On Mon, Mar 26, 2012 at 03:52:37PM -0400, Steve Scaffidi wrote:
> So, recently I ended up having to write a whole lot of shell (bash),
> and it sucked. However, it seemed like a necessity for that task
> because bash (and most other ksh-family shells) has a killer feature -
> process substitution.
> 
>   cat /some/huge/file \
>   | tee \
>     >(gzip -c /some/huge/file.gz) \
>     >(md5 > /home/huge/file.md5) \
>     >(shasum -a 256 > /home/huge/file.sha) \
>   >/dev/null

This feature is incredibly useful and one of my favourite tools.

> At some point I went looking on the CPAN for something that would let
> me do this sort of thing easily in Perl, but sadly, to no avail...
>
> So.. I now have a working implementation!
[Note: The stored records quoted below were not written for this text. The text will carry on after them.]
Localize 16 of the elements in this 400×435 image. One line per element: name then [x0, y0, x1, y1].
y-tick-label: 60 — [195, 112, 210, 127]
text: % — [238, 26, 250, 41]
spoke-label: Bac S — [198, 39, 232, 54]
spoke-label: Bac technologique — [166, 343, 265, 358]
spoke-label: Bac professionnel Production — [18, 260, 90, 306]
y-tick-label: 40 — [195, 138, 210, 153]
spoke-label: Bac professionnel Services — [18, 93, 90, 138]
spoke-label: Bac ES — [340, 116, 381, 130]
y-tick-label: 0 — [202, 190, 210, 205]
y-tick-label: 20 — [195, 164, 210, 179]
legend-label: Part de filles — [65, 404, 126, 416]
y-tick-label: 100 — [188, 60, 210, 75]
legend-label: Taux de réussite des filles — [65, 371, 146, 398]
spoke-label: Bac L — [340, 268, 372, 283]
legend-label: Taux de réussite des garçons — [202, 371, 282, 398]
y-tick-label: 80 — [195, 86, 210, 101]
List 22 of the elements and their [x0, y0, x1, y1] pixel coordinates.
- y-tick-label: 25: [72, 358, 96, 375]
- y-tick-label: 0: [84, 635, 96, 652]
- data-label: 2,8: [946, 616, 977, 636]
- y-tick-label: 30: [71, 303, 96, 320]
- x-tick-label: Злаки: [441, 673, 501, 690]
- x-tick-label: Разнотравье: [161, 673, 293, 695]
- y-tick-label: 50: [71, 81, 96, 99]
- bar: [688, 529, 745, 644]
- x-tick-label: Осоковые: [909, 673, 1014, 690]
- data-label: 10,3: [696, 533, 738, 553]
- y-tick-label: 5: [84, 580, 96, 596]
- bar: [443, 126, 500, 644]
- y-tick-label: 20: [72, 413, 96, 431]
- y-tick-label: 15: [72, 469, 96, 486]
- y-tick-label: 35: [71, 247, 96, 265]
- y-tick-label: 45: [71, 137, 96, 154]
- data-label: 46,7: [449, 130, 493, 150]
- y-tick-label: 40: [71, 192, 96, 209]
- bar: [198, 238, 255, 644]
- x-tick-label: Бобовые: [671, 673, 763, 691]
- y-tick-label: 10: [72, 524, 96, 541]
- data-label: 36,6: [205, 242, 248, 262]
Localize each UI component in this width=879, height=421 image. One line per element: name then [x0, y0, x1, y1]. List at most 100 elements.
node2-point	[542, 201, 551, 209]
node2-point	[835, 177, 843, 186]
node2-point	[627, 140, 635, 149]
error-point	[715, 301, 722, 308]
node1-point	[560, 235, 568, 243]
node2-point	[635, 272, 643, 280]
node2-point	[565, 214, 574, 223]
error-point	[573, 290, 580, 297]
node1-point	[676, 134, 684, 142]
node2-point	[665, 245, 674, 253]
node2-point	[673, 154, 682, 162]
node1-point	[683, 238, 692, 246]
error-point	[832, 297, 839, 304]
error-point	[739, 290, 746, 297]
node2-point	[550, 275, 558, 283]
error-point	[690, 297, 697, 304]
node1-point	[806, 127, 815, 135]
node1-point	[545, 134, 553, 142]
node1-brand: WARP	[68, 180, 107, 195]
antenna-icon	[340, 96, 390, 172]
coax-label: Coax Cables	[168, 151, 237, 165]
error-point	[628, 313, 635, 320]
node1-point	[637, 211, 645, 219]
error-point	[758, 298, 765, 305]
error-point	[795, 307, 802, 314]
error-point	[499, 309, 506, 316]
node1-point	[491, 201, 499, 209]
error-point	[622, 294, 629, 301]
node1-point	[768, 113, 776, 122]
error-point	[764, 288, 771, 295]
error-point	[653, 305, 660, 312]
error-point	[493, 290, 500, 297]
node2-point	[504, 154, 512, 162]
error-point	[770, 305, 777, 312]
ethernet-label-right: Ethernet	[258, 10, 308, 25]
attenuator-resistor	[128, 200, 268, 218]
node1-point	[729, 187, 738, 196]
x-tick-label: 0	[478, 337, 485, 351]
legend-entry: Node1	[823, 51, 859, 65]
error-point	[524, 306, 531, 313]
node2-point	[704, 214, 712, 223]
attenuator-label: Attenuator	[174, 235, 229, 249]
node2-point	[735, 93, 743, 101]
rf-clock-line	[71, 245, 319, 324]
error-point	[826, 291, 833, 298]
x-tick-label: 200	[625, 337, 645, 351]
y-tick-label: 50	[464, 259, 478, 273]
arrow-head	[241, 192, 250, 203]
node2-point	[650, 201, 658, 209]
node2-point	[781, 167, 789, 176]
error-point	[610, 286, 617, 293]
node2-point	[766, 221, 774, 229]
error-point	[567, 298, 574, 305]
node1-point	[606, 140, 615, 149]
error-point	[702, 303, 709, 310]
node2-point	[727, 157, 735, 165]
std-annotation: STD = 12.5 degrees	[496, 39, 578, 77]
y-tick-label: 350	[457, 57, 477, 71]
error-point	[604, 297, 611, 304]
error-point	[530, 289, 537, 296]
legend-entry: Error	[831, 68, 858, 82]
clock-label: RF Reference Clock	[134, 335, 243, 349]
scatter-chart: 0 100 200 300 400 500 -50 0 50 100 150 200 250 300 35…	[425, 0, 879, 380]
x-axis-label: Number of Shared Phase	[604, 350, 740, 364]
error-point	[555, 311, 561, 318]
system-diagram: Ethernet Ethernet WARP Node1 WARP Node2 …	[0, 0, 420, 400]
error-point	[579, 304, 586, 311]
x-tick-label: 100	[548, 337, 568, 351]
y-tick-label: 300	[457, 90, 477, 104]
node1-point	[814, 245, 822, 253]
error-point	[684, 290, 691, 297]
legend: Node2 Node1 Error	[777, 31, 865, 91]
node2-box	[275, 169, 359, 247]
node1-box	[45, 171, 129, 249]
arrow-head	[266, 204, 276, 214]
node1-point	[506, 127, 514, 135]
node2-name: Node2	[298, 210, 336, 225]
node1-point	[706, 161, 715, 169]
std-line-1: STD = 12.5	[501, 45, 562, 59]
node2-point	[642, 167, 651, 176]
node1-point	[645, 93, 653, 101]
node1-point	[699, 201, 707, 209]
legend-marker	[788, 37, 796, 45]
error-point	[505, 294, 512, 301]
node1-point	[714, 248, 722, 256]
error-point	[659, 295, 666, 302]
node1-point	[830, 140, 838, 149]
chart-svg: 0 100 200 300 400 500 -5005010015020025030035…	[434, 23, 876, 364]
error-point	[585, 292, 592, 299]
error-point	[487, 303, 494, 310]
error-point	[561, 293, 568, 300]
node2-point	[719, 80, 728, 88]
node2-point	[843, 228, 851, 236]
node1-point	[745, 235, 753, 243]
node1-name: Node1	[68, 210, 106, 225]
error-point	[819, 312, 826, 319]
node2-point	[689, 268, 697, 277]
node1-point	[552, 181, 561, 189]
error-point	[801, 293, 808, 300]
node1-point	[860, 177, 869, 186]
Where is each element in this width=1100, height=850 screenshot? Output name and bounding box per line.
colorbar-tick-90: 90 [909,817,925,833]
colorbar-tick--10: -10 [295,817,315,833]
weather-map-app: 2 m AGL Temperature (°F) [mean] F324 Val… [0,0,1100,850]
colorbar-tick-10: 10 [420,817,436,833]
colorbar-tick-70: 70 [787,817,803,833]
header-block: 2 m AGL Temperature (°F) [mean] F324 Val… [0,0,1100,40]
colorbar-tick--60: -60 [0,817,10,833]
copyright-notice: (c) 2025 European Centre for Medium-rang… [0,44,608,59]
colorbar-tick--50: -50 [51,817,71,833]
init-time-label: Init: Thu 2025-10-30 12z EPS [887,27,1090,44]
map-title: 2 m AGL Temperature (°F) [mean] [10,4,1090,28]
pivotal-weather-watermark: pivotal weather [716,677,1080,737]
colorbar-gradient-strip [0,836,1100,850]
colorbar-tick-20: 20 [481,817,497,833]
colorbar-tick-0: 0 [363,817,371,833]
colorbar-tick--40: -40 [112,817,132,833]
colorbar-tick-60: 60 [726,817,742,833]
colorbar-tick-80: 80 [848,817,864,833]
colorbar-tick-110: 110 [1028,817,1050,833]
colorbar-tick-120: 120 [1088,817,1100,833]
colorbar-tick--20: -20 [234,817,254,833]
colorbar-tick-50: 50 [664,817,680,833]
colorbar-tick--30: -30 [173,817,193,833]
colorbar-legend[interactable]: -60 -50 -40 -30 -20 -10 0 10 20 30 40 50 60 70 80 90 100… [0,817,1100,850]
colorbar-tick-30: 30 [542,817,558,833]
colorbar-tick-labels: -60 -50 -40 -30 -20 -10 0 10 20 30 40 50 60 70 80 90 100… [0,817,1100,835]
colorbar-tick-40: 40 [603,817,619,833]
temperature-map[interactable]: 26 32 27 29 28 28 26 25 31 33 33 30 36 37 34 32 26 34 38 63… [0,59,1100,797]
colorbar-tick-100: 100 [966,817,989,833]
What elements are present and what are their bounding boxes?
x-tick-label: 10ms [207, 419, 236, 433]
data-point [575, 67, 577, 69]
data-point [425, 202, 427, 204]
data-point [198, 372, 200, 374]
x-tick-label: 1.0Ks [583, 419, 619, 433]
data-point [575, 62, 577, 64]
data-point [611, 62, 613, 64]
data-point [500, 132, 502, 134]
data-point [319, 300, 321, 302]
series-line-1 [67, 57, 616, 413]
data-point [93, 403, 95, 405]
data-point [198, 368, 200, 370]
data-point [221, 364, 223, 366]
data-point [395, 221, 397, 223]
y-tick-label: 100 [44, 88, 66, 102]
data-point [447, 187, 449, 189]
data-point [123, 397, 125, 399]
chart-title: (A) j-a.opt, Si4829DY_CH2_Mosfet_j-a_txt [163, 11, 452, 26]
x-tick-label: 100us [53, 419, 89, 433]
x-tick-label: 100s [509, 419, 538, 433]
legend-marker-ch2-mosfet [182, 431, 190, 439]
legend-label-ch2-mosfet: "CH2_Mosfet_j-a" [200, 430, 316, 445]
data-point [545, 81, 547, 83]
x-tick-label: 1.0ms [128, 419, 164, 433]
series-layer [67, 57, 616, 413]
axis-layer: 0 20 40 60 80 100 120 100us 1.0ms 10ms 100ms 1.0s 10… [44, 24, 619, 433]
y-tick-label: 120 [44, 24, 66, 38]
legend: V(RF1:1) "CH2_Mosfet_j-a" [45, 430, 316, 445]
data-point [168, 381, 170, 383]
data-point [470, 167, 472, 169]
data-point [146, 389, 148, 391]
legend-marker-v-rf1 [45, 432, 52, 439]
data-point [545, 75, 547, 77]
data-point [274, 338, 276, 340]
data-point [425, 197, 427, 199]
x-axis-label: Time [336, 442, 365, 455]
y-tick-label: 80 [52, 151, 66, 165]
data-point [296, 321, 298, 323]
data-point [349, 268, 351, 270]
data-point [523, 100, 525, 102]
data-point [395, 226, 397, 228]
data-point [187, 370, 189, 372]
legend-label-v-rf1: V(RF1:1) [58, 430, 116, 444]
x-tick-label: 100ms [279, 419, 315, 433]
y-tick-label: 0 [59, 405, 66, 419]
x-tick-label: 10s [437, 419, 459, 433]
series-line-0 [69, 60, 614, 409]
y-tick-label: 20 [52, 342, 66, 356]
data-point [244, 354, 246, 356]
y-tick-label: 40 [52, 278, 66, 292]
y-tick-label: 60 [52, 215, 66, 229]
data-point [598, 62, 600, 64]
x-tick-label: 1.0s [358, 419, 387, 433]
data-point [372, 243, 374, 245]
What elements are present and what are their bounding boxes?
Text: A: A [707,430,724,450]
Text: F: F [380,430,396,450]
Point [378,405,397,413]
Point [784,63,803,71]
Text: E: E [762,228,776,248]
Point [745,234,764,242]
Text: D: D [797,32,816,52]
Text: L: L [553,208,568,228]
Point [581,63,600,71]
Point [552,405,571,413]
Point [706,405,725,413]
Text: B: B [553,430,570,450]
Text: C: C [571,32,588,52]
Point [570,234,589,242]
However, I'm not sure about
> the interface/API I've created.

Nor am I :-) but I'm struggling to come up with something that doesn't
suck horribly.

> So, I'm looking for comments on the API, and what others would like to
> see.

I don't think it matters what the API looks like, provided that it's
complete.  People who don't like your API can always roll their own
wrapper around it, like what File::Find::Rule does for File::Find.  I
can imagine circumstances when I'd want an OO-ish interface and others
when I'd want a functional stylee interface, so I suggest that you write
a nasty old *procedural* interface and then provide Some::Module::OO
and Some::Module::Functional wrappers in the same distribution.  Or just
leave those for other people to write, of course.

-- 
David Cantrell | semi-evolved ape-thing

    [OS X] appeals to me as a monk, a user, a compiler-of-apps, a
    sometime coder, and an easily amused primate with a penchant
    for those that are pretty, colorful, and make nice noises.